Si le constat est relativement similaire, la présidente de la Fédération Horeca Bruxelles préfère voir le verre à moitié plein, affirmant que les clients comprennent que la situation est inédite. « Le consommateur se rend bien compte que son panier moyen augmente quand il va faire ses courses. Les restaurateurs ont exactement la même problématique avec aussi les prix de l’énergie, l’indexation des salaires, etc. » Elle reprend d’ailleurs volontiers la phrase du Premier ministre Alexander De Croo : « Les Belges forment un peuple résilient. »

Son optimisme à l’égard de cette nouvelle année vient d’ailleurs des mesures prises par la Région bruxelloise, notamment dans la limitation d’indexation des loyers au niveau commercial et avec la prime énergétique sur les factures.

L’objectif de cette année pour la Fédération sera donc d’aller plus loin pour aider le secteur, en collaborant à l’échelle fédérale. Seulement, si le gouvernement est à relativement à l’écoute, le reste ne suit pas toujours. « En tant que fédération, on toque à la porte du fédéral avec des propositions intéressantes qui soulignent le fait que nous sommes des gros acteurs économiques et sociaux. Pour le moment, on n’est pas encore tout à fait entendus », souligne Ludivine de Magnanville.
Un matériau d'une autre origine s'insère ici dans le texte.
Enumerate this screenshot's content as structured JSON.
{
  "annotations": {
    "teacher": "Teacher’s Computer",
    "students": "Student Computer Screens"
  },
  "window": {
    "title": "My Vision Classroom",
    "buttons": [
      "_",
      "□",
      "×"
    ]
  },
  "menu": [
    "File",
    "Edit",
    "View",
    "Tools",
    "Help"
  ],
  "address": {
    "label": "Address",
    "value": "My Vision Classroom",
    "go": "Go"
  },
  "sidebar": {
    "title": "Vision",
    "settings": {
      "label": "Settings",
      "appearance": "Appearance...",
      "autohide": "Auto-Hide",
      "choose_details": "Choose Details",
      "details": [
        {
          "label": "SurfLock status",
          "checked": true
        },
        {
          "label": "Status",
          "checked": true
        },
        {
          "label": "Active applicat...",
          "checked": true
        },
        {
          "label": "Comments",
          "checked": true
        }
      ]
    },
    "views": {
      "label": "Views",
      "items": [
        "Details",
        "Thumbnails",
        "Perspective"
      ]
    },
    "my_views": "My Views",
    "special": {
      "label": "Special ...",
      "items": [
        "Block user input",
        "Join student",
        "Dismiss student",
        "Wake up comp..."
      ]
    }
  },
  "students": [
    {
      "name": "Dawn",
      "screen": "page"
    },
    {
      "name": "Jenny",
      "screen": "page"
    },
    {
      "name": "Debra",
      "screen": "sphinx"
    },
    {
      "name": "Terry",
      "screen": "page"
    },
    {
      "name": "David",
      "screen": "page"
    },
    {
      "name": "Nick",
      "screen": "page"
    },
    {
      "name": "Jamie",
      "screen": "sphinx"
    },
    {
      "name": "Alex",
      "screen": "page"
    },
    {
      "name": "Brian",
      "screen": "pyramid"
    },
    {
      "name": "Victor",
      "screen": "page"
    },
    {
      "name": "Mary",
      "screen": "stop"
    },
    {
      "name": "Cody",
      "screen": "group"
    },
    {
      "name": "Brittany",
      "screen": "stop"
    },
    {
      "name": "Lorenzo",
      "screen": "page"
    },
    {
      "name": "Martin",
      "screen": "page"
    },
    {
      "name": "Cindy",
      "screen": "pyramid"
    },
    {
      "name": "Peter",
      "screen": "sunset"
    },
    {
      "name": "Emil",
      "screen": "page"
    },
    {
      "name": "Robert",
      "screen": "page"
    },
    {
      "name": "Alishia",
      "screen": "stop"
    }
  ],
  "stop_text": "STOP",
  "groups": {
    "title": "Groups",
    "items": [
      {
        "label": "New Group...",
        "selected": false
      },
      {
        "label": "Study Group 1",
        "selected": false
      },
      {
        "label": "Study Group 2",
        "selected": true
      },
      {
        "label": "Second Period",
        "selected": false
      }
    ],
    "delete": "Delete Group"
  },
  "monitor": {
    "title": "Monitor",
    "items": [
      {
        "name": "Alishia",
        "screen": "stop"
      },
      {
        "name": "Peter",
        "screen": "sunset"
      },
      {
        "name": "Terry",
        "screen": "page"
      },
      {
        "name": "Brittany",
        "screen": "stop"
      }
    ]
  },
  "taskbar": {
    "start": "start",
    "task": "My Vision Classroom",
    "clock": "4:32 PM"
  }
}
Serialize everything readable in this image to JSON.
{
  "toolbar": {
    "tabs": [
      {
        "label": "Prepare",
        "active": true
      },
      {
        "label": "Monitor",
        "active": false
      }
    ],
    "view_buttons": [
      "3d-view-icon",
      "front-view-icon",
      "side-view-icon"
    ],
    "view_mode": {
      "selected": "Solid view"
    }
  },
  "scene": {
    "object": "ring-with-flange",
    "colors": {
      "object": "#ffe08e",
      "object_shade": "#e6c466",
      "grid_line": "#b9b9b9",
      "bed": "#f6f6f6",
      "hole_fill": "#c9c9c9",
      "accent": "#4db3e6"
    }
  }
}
Comme première mesure, la Fédération Horeca Bruxelles espère notamment une baisse de charges liée à la « black box », cette caisse enregistreuse disposée dans tous les établissements Horeca depuis 2016, spécialement conçue pour lutter contre la fraude à la TVA. « Ce serait l’occasion de soutenir les bons élèves. Augmenter le plafond pour encourager la déclaration. On rentrerait dans une économie vertueuse et saine, sans nous accuser pour autant de fraudeurs. »

Les Fédérations Horeca, mais aussi des différents gouvernements, auront donc beaucoup de pain sur la planche pour cette nouvelle année. Luc Marchal et Ludivine de Magnanville crient d’une même voix : il faut absolument aider ce secteur qui est essentiel pour l’économie belge et le marché de l’emploi.